Supporters of Vice President Kamala Harris are surely experiencing disappointment, but one of the Biden-Harris administration's pillars — "industrial policy" — won big on Tuesday. That's because it's already been embraced by both parties. President-elect Donald Trump loves expensive tariffs, and Harris loves big subsidies to big businesses, and to some degree vice versa.
That, my friends, should disappoint us all. Industrial policy represents one of the most dangerous economic illusions of our time.
Often presented as a populist program, it's usually implemented in a way that makes it no different than the worst crony programs. According to my friend Sam Gregg – an expert on the issue for the American Institute for Economic Research and author of the excellent book "The Next American Economy" – industrial policy "involves trying to alter the allocation of resources and incentives in particular economic sectors that would otherwise transpire if entrepreneurs and businesses were left to themselves."
It's also known by another name: central planning.
Industrial policy's tools include giving out subsidies, tax preferences, trade protection, preferential financing and regulatory advantages. To be sure, we already have plenty of that, including a tax code littered with exemptions for special interests and a budget full of costly subsidies. What makes industrial policy distinct is that it picks certain economic activities to promote in attempts to reorder our economic landscape – sometimes even for cultural reasons.
Democrats use it to force a transition away from energy sources they dislike. They use mandates, subsidies and tax incentives to permanently change the way we consume energy at the national level, whether we want it or not. Meanwhile, lots of Republicans want to impose tariffs that push more people into manufacturing jobs and incentivize women to stay home so that America looks more like it did in the 1950s.
Both sides want to coerce some people into activities that are not in their best interests. So, to achieve a national order that intellectuals and politicians prefer over the current one, the economy must suffer.
While industrial policy can direct funds toward specific goals or industries, it often fails to deliver on its promises and does not contribute to the genuine improvement of our culture and communities. When governments attempt to steer industrial development through subsidies, targeted tax breaks and preferential treatment, they inevitably distort market signals that efficiently allocate resources.
A stark example is Boeing. Decades of subsidies and special treatment have not made the company more innovative or competitive. Instead, they produced a culture of dependency in which political connections trump customer satisfaction.
The same pattern repeats across industries from green energy to semiconductors. Government intervention doesn't create sustainable competitive advantages for America; it creates politically protected incumbents who become experts at lobbying rather than innovating. When the incumbents lose their edge and their projects flounder, they come back for money. Politicians who loathe seeing their "national champions" fail extend more subsidies and tariffs.

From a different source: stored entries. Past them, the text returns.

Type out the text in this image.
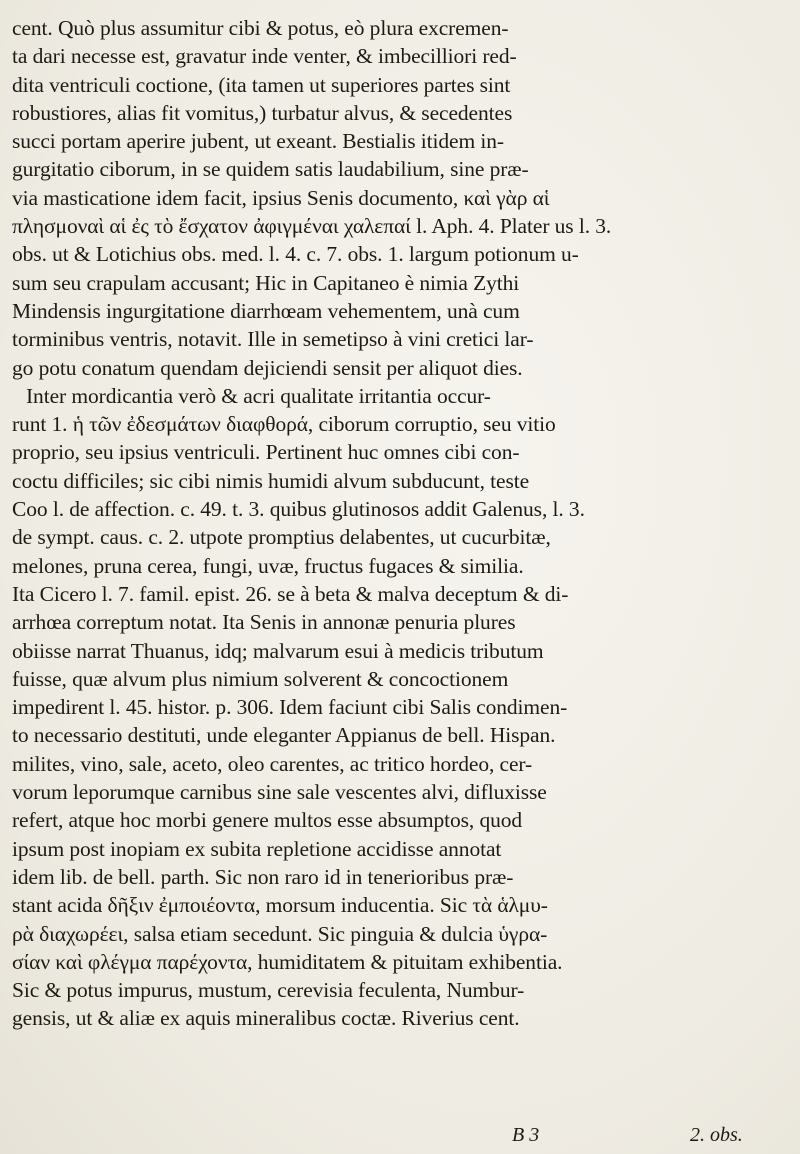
cent. Quò plus assumitur cibi & potus, eò plura excremen-
ta dari necesse est, gravatur inde venter, & imbecilliori red-
dita ventriculi coctione, (ita tamen ut superiores partes sint
robustiores, alias fit vomitus,) turbatur alvus, & secedentes
succi portam aperire jubent, ut exeant. Bestialis itidem in-
gurgitatio ciborum, in se quidem satis laudabilium, sine præ-
via masticatione idem facit, ipsius Senis documento, καὶ γὰρ αἱ
πλησμοναὶ αἱ ἐς τὸ ἔσχατον ἀφιγμέναι χαλεπαί l. Aph. 4. Plater us l. 3.
obs. ut & Lotichius obs. med. l. 4. c. 7. obs. 1. largum potionum u-
sum seu crapulam accusant; Hic in Capitaneo è nimia Zythi
Mindensis ingurgitatione diarrhœam vehementem, unà cum
torminibus ventris, notavit. Ille in semetipso à vini cretici lar-
go potu conatum quendam dejiciendi sensit per aliquot dies.
Inter mordicantia verò & acri qualitate irritantia occur-
runt 1. ἡ τῶν ἐδεσμάτων διαφθορά, ciborum corruptio, seu vitio
proprio, seu ipsius ventriculi. Pertinent huc omnes cibi con-
coctu difficiles; sic cibi nimis humidi alvum subducunt, teste
Coo l. de affection. c. 49. t. 3. quibus glutinosos addit Galenus, l. 3.
de sympt. caus. c. 2. utpote promptius delabentes, ut cucurbitæ,
melones, pruna cerea, fungi, uvæ, fructus fugaces & similia.
Ita Cicero l. 7. famil. epist. 26. se à beta & malva deceptum & di-
arrhœa correptum notat. Ita Senis in annonæ penuria plures
obiisse narrat Thuanus, idq; malvarum esui à medicis tributum
fuisse, quæ alvum plus nimium solverent & concoctionem
impedirent l. 45. histor. p. 306. Idem faciunt cibi Salis condimen-
to necessario destituti, unde eleganter Appianus de bell. Hispan.
milites, vino, sale, aceto, oleo carentes, ac tritico hordeo, cer-
vorum leporumque carnibus sine sale vescentes alvi, difluxisse
refert, atque hoc morbi genere multos esse absumptos, quod
ipsum post inopiam ex subita repletione accidisse annotat
idem lib. de bell. parth. Sic non raro id in tenerioribus præ-
stant acida δῆξιν ἐμποιέοντα, morsum inducentia. Sic τὰ ἁλμυ-
ρὰ διαχωρέει, salsa etiam secedunt. Sic pinguia & dulcia ὑγρα-
σίαν καὶ φλέγμα παρέχοντα, humiditatem & pituitam exhibentia.
Sic & potus impurus, mustum, cerevisia feculenta, Numbur-
gensis, ut & aliæ ex aquis mineralibus coctæ. Riverius cent.
B 3	2. obs.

Some people worry that this is exactly what will happen to Intel. Despite being the biggest recipient of the Biden administration's semiconductor industrial policy – the federal CHIPS and Science Act – Intel is having money problems, largely due to bad business decisions. As Semafor reports, top Commerce Department officials and members of Congress are considering whether they will need to give more handouts to the company because "Intel is seen as too strategically important to be allowed to fall into serious trouble."
Protecting a company from the discipline of the market all but guarantees that it gets worse rather than better. It doesn't help that politicians often load the beneficiaries with counterproductive requirements. Take the news that the Environmental Protection Agency handed out $3 billion in Clean Ports Program funds from the Inflation Reduction Act on the strict condition that ports do not use automation. Welcome to the industrial-policy stone age, where "keeping America competitive" doesn't mean keeping costs low for us consumers through efficiency.

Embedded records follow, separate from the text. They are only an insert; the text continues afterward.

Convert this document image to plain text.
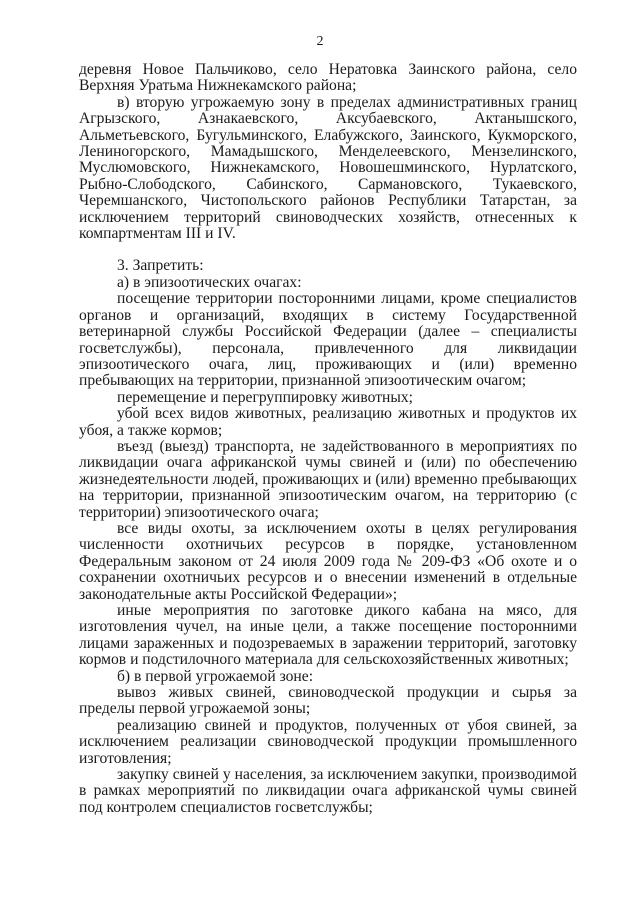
2

деревня Новое Пальчиково, село Нератовка Заинского района, село Верхняя Уратьма Нижнекамского района;

в) вторую угрожаемую зону в пределах административных границ Агрызского, Азнакаевского, Аксубаевского, Актанышского, Альметьевского, Бугульминского, Елабужского, Заинского, Кукморского, Лениногорского, Мамадышского, Менделеевского, Мензелинского, Муслюмовского, Нижнекамского, Новошешминского, Нурлатского, Рыбно-Слободского, Сабинского, Сармановского, Тукаевского, Черемшанского, Чистопольского районов Республики Татарстан, за исключением территорий свиноводческих хозяйств, отнесенных к компартментам III и IV.

3. Запретить:

а) в эпизоотических очагах:

посещение территории посторонними лицами, кроме специалистов органов и организаций, входящих в систему Государственной ветеринарной службы Российской Федерации (далее – специалисты госветслужбы), персонала, привлеченного для ликвидации эпизоотического очага, лиц, проживающих и (или) временно пребывающих на территории, признанной эпизоотическим очагом;

перемещение и перегруппировку животных;

убой всех видов животных, реализацию животных и продуктов их убоя, а также кормов;

въезд (выезд) транспорта, не задействованного в мероприятиях по ликвидации очага африканской чумы свиней и (или) по обеспечению жизнедеятельности людей, проживающих и (или) временно пребывающих на территории, признанной эпизоотическим очагом, на территорию (с территории) эпизоотического очага;

все виды охоты, за исключением охоты в целях регулирования численности охотничьих ресурсов в порядке, установленном Федеральным законом от 24 июля 2009 года № 209-ФЗ «Об охоте и о сохранении охотничьих ресурсов и о внесении изменений в отдельные законодательные акты Российской Федерации»;

иные мероприятия по заготовке дикого кабана на мясо, для изготовления чучел, на иные цели, а также посещение посторонними лицами зараженных и подозреваемых в заражении территорий, заготовку кормов и подстилочного материала для сельскохозяйственных животных;

б) в первой угрожаемой зоне:

вывоз живых свиней, свиноводческой продукции и сырья за пределы первой угрожаемой зоны;

реализацию свиней и продуктов, полученных от убоя свиней, за исключением реализации свиноводческой продукции промышленного изготовления;

закупку свиней у населения, за исключением закупки, производимой в рамках мероприятий по ликвидации очага африканской чумы свиней под контролем специалистов госветслужбы;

Another major problem with industrial policy is that the money goes to companies that do not need it, and to do things that would be done without the subsidies. National Review's Dominic Pino reminds us that another large beneficiary of the CHIPS Act, Taiwan Semiconductor Manufacturing Co., had "announced its intention to invest $12 billion in constructing (an) Arizona facility in May 2020. That was over a year before the CHIPS Act was introduced, and over two years before it became law."
I wish I had better news. If Trump and Congress don't initiate a move away from central planning, we will pay a heavy price.
Veronique de Rugy is the George Gibbs Chair in Political Economy and a senior research fellow at the Mercatus Center at George Mason University.